The problem of politics
The political climate's current anti-illegal immigrant tenor is a concern to the carnival industry. A March 2017 Gallup Poll found 59 percent of Americans were worried "a great deal" or "fair amount" about illegal immigration. The industry would suffer greatly if foreign workers -- 7,000 of whom legally worked in the outdoor amusement business in 2016 -- were denied admission.
Strates shows was fortunate this year to get its paperwork processed in one day, Jimmy Strates said. But not everyone in the business was so lucky.
"We did not experience a problem, but a lot of the industry did," Strates said.
Congress made it harder to get H-2B visas this year, and the amusement industry is hoping that isn't repeated in 2018.

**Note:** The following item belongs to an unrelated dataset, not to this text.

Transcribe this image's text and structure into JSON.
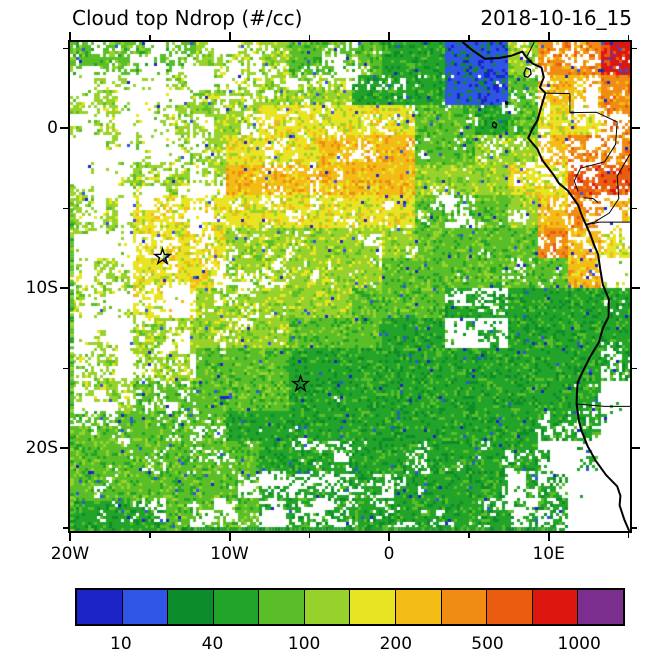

When lawmakers allowed more foreign workers in May, President Trump's Mar-a-Lago resort and Trump National Golf Club in Florida applied for 76 of the slots, Vox reported.
"Trump brings in workers also from all over the world for his hotels," Weston said. "Not everyone wants to do those jobs, and they still have to be done."
Strates said carnivals will continue to need foreign workers regardless of how the political winds are blowing.
"The fact is we have a need for the work to be done, and these people have a need to go to work," Strates said. "We either have to get the American worker doing these jobs, or have the jobs performed by someone else."